Many dioceses have already implemented many of the proposals, such as requiring church employees to report allegations of abuse to state authorities, and removing from ministry all priests who have sexually abused minors. In Boston, for example, Cardinal Bernard F. Law announced his zero-tolerance policy earlier this year, which says that any priest who is credibly accused of abusing any child is removed from his ministry.

Also, in Los Angeles, Cardinal Roger M. Mahony has implemented a policy that amounts to a one-strike-and-you're-out rule.

''This has got to be dealt with once and for all,'' Mahony said.

Among the provisions that are likely to get the most attention from the Vatican is a proposal, still being drafted, to expedite the process for laicizing, or defrocking, priests. The US bishops are proposing to ask the pope to laicize every priest who abuses a minor.
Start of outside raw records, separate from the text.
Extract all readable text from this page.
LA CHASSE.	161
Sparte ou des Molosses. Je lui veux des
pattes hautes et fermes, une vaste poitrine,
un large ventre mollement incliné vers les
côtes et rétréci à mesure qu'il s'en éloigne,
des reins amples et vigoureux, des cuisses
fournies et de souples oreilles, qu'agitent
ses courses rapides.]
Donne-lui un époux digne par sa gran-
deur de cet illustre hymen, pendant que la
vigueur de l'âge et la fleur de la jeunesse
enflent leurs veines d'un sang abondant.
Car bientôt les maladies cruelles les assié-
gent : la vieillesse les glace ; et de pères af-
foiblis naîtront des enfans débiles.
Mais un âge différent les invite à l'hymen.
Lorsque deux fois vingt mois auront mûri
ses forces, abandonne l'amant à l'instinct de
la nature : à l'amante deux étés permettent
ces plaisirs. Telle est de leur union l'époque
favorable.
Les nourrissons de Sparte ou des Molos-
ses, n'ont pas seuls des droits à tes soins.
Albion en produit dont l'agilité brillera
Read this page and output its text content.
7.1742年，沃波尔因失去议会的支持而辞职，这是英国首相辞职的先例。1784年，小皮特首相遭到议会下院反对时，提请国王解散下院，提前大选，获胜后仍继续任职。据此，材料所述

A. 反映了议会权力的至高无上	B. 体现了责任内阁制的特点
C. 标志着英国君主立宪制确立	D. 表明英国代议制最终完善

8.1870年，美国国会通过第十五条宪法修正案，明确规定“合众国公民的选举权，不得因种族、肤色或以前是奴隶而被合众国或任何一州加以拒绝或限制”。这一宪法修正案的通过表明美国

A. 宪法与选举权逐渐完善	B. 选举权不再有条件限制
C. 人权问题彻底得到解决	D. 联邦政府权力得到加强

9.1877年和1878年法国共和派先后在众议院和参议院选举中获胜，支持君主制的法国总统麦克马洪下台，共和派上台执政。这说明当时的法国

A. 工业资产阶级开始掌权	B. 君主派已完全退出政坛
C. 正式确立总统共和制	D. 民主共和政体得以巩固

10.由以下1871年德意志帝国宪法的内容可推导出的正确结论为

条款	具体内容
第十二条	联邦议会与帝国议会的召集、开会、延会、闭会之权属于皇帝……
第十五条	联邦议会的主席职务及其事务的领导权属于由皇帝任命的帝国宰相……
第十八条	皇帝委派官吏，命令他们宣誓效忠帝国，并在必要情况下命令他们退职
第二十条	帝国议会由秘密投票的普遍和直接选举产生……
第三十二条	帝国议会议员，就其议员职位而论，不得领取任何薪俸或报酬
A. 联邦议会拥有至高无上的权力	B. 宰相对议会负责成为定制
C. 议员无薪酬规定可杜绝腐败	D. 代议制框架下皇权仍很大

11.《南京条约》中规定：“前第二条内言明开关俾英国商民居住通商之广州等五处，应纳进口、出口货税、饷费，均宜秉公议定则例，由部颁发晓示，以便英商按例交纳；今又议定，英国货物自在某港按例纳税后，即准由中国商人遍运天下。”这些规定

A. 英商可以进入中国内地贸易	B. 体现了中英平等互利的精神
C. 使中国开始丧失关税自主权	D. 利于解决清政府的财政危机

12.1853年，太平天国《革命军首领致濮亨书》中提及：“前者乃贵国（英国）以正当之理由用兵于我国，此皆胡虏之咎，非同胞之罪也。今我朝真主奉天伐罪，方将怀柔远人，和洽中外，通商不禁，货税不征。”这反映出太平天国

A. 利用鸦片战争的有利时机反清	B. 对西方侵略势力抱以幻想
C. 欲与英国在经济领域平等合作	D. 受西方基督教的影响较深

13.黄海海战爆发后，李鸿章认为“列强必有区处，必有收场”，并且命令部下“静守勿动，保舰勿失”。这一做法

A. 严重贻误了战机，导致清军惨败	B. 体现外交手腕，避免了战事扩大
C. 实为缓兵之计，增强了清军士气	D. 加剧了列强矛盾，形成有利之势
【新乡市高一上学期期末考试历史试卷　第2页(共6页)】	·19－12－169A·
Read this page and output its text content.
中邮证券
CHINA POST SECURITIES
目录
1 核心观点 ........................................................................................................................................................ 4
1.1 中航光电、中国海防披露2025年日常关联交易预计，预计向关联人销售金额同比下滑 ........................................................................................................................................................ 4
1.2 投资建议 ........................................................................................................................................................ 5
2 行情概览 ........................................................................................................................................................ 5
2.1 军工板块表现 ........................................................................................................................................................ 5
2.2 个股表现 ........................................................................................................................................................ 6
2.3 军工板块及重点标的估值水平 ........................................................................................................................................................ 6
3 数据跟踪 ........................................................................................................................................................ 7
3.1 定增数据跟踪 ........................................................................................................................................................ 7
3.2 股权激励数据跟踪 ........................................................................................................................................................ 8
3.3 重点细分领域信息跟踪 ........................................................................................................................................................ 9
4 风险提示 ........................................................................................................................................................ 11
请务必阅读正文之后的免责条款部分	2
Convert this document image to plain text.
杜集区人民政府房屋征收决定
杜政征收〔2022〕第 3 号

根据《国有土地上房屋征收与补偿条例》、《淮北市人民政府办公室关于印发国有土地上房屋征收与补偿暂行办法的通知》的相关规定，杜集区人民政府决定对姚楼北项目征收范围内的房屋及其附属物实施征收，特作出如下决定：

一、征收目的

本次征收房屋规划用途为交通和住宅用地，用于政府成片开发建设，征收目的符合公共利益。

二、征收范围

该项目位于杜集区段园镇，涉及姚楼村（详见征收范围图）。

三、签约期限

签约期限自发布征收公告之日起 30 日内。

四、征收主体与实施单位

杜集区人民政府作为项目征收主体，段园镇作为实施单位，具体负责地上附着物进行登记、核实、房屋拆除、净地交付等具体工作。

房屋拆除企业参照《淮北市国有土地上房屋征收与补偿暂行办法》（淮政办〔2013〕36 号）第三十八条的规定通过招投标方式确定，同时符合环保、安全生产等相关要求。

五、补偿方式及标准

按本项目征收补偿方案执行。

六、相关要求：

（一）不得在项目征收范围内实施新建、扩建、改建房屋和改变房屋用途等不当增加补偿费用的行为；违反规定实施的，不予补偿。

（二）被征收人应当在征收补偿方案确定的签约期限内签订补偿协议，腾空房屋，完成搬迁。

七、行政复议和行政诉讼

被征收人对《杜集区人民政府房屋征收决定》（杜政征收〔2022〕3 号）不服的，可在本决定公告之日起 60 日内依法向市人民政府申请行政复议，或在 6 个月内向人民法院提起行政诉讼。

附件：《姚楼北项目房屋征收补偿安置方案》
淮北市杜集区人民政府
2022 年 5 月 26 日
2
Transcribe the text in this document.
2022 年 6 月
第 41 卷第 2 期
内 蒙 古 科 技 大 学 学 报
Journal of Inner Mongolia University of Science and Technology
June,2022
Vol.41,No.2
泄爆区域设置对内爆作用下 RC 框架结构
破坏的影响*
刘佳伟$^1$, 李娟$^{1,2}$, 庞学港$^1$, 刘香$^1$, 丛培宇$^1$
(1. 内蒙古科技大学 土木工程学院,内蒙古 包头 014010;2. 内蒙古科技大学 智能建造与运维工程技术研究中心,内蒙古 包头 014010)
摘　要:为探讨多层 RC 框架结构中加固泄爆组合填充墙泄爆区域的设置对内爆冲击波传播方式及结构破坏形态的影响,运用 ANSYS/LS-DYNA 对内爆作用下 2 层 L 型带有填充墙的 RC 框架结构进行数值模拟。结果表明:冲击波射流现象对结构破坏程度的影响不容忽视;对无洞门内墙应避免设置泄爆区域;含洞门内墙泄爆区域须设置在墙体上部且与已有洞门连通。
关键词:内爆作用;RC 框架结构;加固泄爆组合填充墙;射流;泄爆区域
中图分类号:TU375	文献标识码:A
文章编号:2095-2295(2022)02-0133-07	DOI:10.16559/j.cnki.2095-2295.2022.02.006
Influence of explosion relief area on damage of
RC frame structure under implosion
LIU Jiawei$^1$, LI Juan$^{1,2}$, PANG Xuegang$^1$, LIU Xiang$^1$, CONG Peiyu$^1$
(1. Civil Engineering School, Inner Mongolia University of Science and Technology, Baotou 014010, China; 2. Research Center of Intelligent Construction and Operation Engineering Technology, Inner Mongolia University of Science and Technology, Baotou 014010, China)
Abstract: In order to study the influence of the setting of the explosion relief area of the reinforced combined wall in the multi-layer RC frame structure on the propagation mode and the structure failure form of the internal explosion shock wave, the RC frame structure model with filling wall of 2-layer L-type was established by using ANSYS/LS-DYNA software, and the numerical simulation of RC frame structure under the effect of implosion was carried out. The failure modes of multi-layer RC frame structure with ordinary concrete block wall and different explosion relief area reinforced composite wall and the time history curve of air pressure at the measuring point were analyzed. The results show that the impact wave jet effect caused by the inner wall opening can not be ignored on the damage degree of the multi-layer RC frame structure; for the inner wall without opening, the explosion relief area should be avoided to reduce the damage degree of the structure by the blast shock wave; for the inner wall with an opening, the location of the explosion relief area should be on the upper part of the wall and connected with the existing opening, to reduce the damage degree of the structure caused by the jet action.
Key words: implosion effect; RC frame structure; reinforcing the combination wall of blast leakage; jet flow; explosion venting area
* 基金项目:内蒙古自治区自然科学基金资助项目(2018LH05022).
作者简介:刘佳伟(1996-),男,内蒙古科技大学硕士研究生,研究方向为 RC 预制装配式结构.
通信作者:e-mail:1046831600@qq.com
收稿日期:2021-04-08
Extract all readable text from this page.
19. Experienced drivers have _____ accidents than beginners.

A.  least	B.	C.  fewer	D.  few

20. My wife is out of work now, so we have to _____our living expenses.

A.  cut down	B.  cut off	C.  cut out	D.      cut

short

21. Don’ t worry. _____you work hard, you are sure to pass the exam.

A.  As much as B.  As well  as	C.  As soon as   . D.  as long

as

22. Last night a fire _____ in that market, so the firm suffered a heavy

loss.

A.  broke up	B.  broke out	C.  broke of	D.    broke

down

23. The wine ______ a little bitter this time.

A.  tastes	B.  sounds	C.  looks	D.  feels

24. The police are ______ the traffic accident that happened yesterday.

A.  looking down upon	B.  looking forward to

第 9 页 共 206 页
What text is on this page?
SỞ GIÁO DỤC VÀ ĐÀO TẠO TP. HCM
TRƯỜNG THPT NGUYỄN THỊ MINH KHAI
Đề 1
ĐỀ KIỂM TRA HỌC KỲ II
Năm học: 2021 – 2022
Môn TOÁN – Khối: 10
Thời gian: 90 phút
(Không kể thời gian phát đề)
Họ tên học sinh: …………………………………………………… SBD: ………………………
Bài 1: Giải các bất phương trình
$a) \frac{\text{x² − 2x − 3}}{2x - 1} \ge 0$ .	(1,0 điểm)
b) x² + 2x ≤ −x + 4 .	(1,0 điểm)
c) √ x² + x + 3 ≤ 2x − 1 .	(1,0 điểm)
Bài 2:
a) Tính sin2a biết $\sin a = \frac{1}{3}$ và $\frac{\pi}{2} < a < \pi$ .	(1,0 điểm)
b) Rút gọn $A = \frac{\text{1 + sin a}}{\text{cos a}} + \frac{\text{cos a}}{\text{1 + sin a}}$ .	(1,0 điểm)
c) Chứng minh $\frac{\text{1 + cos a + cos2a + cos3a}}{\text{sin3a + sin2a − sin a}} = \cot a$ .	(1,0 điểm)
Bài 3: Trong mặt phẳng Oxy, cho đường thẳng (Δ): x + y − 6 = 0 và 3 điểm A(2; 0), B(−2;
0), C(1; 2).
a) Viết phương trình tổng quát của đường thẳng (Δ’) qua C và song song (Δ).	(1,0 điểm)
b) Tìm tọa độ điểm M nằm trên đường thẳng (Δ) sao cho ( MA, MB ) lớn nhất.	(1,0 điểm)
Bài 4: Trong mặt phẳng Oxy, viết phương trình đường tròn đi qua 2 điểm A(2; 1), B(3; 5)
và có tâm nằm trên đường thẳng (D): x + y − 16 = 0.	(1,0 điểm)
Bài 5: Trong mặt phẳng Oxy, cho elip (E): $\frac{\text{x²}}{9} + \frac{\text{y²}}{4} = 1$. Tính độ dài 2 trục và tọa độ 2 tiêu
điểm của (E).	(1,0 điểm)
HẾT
''It's very difficult to laicize a priest right now,'' said Rev. Thomas J. Reese, editor of America magazine, the Jesuit weekly. ''It's a very complicated and time-consuming process. The bishops want to have a much more expedited procedure and in order to do that the Vatican has to come along. And the Vatican's concerned about issues like due process. Here the Vatican sounds like the ACLU: respect the rights of the accused, and fair trial, and right of appeal and all these due process questions. They're going to have to work out those details and at the same time not have this procedure take years and years.''

This story ran on page A41 of the Boston Globe on 6/14/2002.